In Canada, we live the privileged life, with plenty of food, water and shelter – we have watches, bicycles, computers and television sets.

Two days ago here in Brazil, we were shocked when we spent some time with some children living on the streets. And this is what one child told us: “I wish I was rich and if I were, I would give all the street children food, clothes, medicine, shelter and love and affection.”

If a child on the street who has nothing, is willing to share, why are we who have everything still so greedy?

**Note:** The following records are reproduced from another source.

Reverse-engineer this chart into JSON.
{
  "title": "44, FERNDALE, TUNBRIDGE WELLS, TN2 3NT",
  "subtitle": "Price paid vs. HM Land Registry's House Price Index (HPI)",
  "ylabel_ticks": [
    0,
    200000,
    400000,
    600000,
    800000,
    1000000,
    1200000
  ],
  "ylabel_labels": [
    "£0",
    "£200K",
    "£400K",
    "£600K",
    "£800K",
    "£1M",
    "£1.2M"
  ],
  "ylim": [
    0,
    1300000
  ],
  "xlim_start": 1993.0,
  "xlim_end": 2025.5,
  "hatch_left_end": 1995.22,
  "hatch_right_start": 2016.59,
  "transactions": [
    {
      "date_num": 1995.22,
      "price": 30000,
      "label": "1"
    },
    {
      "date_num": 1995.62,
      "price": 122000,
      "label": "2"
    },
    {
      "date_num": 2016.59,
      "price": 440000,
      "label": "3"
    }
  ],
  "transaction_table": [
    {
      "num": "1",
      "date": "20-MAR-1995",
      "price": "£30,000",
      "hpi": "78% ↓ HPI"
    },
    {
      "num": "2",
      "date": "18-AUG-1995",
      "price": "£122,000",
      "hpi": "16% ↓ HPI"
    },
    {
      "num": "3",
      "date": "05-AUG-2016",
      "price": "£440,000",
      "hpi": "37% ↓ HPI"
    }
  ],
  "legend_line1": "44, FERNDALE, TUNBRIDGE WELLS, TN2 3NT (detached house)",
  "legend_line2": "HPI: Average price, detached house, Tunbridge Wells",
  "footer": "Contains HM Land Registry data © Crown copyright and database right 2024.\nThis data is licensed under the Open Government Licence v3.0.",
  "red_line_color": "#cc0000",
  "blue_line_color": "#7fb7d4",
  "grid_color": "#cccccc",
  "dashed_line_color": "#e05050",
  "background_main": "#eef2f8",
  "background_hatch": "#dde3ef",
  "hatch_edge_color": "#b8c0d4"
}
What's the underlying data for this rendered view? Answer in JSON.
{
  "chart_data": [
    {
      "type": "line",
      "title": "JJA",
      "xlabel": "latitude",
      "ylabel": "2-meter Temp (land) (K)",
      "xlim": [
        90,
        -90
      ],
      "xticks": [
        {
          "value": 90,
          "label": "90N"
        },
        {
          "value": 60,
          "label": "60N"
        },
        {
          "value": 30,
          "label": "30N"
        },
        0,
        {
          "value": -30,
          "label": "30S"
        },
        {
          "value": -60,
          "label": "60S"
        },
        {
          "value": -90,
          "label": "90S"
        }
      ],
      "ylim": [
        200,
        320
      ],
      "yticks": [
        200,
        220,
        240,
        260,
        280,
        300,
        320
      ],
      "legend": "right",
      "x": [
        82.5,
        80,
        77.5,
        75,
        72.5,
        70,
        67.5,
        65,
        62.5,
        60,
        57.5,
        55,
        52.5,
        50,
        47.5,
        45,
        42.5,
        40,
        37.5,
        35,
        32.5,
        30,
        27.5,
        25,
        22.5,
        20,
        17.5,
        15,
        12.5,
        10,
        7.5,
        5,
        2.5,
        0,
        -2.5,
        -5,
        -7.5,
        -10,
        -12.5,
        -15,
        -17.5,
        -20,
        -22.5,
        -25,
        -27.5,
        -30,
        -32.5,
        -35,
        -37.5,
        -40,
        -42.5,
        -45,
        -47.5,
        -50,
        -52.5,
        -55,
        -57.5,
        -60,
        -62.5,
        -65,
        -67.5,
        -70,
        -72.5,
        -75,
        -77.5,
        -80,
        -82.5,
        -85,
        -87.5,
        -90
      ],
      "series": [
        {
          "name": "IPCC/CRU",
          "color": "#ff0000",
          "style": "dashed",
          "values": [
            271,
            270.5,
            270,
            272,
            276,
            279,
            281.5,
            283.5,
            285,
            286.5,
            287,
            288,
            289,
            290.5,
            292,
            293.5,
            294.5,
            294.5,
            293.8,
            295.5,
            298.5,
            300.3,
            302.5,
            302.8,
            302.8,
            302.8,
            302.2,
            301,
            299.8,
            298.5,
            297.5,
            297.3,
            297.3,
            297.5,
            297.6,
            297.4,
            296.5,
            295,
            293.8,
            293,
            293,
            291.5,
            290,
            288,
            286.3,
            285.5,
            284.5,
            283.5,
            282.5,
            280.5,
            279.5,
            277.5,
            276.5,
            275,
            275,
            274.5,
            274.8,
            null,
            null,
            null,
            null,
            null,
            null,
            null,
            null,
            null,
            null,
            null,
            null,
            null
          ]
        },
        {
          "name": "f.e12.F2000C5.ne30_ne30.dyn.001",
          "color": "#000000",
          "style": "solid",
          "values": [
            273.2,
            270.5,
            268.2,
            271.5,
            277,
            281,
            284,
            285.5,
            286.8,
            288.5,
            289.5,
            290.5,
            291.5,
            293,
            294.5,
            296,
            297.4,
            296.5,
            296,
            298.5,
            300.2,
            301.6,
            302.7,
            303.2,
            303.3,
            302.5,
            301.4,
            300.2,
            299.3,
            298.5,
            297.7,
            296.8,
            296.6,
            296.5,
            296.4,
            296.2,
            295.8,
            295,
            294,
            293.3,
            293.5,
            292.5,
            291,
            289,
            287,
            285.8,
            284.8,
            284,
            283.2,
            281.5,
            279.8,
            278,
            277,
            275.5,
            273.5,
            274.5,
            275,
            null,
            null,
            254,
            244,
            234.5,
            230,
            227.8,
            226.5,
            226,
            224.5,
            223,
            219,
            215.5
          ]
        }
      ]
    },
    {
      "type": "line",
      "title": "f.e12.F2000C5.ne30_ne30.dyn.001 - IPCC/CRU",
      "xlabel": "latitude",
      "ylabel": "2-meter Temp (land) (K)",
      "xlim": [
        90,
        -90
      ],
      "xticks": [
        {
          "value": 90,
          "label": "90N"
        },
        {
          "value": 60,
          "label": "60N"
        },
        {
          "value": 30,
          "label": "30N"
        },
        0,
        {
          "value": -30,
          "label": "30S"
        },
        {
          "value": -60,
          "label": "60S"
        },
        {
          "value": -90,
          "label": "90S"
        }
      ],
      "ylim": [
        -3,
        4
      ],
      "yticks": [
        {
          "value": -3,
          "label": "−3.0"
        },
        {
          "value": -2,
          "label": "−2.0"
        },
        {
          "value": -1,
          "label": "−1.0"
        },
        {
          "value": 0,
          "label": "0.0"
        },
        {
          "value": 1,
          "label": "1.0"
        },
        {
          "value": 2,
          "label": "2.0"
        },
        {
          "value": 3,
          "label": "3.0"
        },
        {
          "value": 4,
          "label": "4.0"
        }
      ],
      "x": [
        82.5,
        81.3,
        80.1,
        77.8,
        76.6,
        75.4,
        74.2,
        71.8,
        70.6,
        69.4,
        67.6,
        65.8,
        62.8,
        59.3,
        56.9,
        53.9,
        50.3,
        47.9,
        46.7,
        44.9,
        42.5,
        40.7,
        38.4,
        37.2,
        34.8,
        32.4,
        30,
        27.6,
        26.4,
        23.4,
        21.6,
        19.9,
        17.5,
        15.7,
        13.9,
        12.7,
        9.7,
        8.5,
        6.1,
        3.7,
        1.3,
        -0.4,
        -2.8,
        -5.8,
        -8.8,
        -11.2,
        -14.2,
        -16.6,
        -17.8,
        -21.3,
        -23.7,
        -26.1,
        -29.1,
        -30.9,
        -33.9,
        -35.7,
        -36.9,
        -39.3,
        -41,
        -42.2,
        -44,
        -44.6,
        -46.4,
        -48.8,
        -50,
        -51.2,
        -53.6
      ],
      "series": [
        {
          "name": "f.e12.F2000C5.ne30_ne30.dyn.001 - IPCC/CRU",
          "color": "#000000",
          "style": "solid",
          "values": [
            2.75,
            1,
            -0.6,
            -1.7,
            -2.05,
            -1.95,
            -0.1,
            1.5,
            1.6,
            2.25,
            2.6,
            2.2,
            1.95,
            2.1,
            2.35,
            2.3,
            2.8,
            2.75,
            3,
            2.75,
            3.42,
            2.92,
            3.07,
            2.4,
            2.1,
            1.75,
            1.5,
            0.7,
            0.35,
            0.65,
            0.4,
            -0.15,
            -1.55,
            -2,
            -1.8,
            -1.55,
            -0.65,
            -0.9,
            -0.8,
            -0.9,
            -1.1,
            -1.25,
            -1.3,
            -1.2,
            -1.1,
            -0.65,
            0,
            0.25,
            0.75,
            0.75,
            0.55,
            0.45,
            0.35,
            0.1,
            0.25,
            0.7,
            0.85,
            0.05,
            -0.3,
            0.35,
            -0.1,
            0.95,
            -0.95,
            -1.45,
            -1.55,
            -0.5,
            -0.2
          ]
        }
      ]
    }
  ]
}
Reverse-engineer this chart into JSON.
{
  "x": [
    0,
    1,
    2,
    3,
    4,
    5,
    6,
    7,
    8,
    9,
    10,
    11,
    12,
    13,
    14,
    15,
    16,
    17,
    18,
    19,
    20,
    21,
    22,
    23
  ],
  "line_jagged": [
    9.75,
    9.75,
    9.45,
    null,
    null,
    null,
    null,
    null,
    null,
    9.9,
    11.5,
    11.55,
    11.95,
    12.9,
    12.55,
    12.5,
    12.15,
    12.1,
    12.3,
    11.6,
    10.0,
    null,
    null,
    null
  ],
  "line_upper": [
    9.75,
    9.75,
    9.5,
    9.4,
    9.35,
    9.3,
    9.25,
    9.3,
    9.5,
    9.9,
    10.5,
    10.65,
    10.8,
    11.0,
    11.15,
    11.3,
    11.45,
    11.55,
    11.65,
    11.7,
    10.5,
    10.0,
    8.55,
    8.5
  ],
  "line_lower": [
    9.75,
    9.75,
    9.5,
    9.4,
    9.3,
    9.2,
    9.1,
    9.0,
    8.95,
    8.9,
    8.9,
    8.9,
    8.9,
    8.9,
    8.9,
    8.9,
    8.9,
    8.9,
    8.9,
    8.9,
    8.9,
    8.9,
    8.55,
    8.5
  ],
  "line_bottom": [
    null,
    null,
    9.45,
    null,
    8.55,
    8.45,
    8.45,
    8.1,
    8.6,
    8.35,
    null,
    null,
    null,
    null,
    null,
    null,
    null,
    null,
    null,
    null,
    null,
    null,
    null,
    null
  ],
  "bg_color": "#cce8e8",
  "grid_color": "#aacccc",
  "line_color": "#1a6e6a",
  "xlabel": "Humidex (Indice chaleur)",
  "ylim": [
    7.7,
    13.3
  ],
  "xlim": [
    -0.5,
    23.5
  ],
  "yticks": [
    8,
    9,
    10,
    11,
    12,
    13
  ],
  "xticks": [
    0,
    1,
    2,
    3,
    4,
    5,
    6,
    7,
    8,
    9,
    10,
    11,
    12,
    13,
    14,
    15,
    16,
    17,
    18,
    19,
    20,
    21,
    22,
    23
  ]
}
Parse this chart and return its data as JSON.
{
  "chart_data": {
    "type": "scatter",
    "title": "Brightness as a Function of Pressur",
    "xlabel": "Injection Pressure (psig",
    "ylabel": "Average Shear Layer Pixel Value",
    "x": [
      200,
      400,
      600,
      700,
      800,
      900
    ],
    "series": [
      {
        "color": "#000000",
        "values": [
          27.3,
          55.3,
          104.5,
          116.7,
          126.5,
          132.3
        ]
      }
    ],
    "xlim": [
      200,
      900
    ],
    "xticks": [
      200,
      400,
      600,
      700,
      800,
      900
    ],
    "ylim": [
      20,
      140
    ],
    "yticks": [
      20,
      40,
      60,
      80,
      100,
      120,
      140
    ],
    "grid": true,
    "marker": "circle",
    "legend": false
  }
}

I can’t stop thinking that these children are my age, that it makes a tremendous difference where you are born, that I could be one of those children living in the favellas of Rio; I could be a child starving in Somalia; a victim of war in the Middle East or a beggar in India.

I’m only a child yet I know if all the money spent on war was spent on ending poverty and finding environmental answers, what a wonderful place this earth would be!

At school, even in kindergarten, you teach us to behave in the world. You teach us:

* not to fight with others,
* to work things out,
* to respect others,
* to clean up our mess,
* not to hurt other creatures
* to share – not be greedy.

Then why do you go out and do the things you tell us not to do?

Do not forget why you’re attending these conferences, who you’re doing this for – we are your own children. You are deciding what kind of world we will grow up in. Parents should be able to comfort their children by saying “everything’s going to be alright” , “we’re doing the best we can” and “it’s not the end of the world”.

But I don’t think you can say that to us anymore. Are we even on your list of priorities? My father always says “You are what you do, not what you say.”

Well, what you do makes me cry at night. You grown ups say you love us. I challenge you, please make your actions reflect your words. Thank you for listening.